For the majority of people, driving is the most dangerous thing we do each day.
And as the 21st century moves into its adulthood, the level of distracted driving related to cellphone use - texting, calling, looking at digital maps - adds significantly to that danger.
A number of state agencies have combined to create the Delaware Strategic Highway Safety Plan, aiming to cut annual highway fatalities in half by 2035. That would put figures in the 50s instead of the 100s.
Much of the focus is on reducing speeding, aggressive driving, impaired driving and failure-to-use a seat belt violations. These factors contribute to most of the more than 115 fatalities - on average - recorded on state roads each year.

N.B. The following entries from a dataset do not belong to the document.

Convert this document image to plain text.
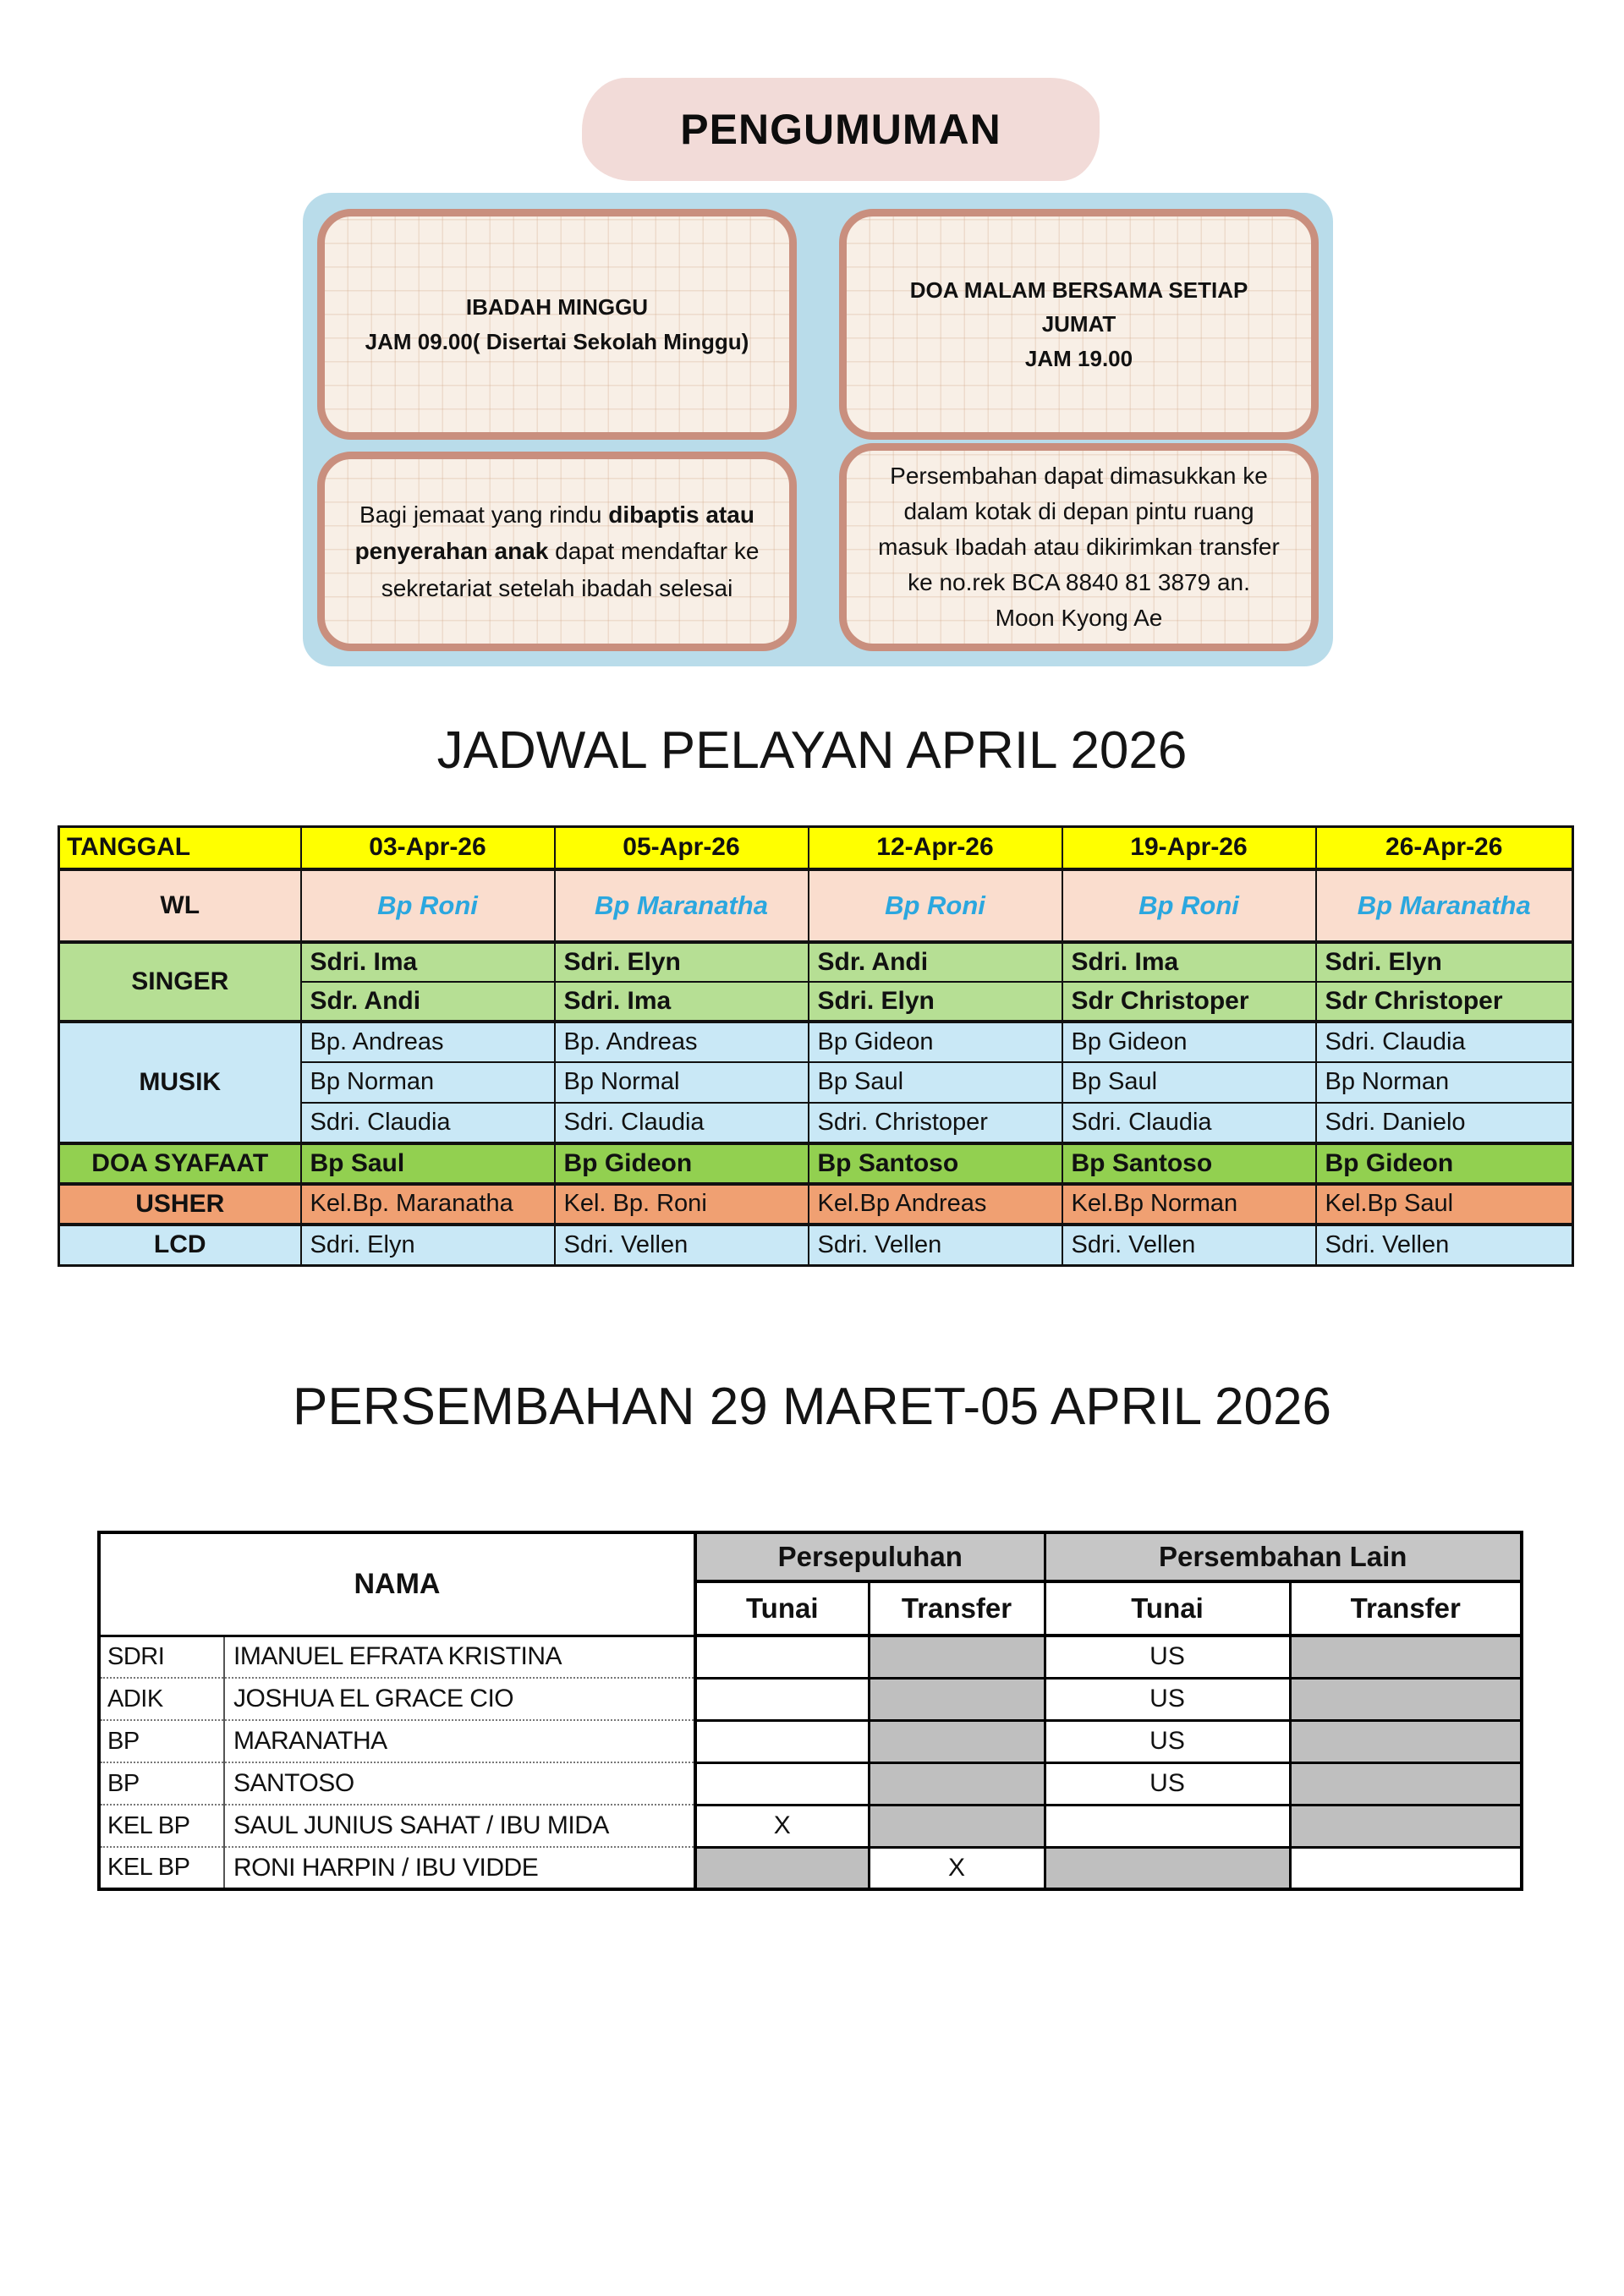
PENGUMUMAN
IBADAH MINGGU
JAM 09.00( Disertai Sekolah Minggu)
DOA MALAM BERSAMA SETIAP JUMAT
JAM 19.00
Bagi jemaat yang rindu dibaptis atau penyerahan anak dapat mendaftar ke sekretariat setelah ibadah selesai
Persembahan dapat dimasukkan ke dalam kotak di depan pintu ruang masuk Ibadah atau dikirimkan transfer ke no.rek BCA 8840 81 3879 an. Moon Kyong Ae
JADWAL PELAYAN APRIL 2026
TANGGAL	03-Apr-26	05-Apr-26	12-Apr-26	19-Apr-26	26-Apr-26
WL	Bp Roni	Bp Maranatha	Bp Roni	Bp Roni	Bp Maranatha
SINGER	Sdri. Ima	Sdri. Elyn	Sdr. Andi	Sdri. Ima	Sdri. Elyn
	Sdr. Andi	Sdri. Ima	Sdri. Elyn	Sdr Christoper	Sdr Christoper
MUSIK	Bp. Andreas	Bp. Andreas	Bp Gideon	Bp Gideon	Sdri. Claudia
	Bp Norman	Bp Normal	Bp Saul	Bp Saul	Bp Norman
	Sdri. Claudia	Sdri. Claudia	Sdri. Christoper	Sdri. Claudia	Sdri. Danielo
DOA SYAFAAT	Bp Saul	Bp Gideon	Bp Santoso	Bp Santoso	Bp Gideon
USHER	Kel.Bp. Maranatha	Kel. Bp. Roni	Kel.Bp Andreas	Kel.Bp Norman	Kel.Bp Saul
LCD	Sdri. Elyn	Sdri. Vellen	Sdri. Vellen	Sdri. Vellen	Sdri. Vellen
PERSEMBAHAN 29 MARET-05 APRIL 2026
NAMA		Persepuluhan		Persembahan Lain	
		Tunai	Transfer	Tunai	Transfer
SDRI	IMANUEL EFRATA KRISTINA			US	
ADIK	JOSHUA EL GRACE CIO			US	
BP	MARANATHA			US	
BP	SANTOSO			US	
KEL BP	SAUL JUNIUS SAHAT / IBU MIDA	X			
KEL BP	RONI HARPIN / IBU VIDDE		X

The plan includes engineering, design and enforcement initiatives to reduce fatalities and serious injuries. They will help, but real reductions will come from more responsible driving.
Reducing distracted-driving crashes - which DelDOT Secretary Jennifer Cohan this week called an epidemic - isn’t listed as part of the safety plan, though clearly it should be. According to one report, there were 224 crashes in 2017 involving cellphone use with 7 fatalities among them.
Signs posted along Delaware highways report each year’s fatality count. Some list those involving alcohol. Speeding and cellphone use should be added. Public awareness can make a difference. Police investigators should be just as quick to release cellphone use as contributing to crashes as they are to cite alcohol.
When the state gets truly serious about reducing speeding deaths, legislators will enable the use of cameras in strategic locations. If they discourage some drivers from coming to Delaware, so be it. We could use less congestion.
The efforts from the strategic safety plan may be having a positive effect. So far in 2018 there have been 96 fatalities compared to 106 at this point in 2017. In those numbers, though, motorcycle deaths have almost doubled, from 10 in 2017 to 17 in 2018.
Clearly we can’t let up. It will take years and continuous efforts to make our highways safer.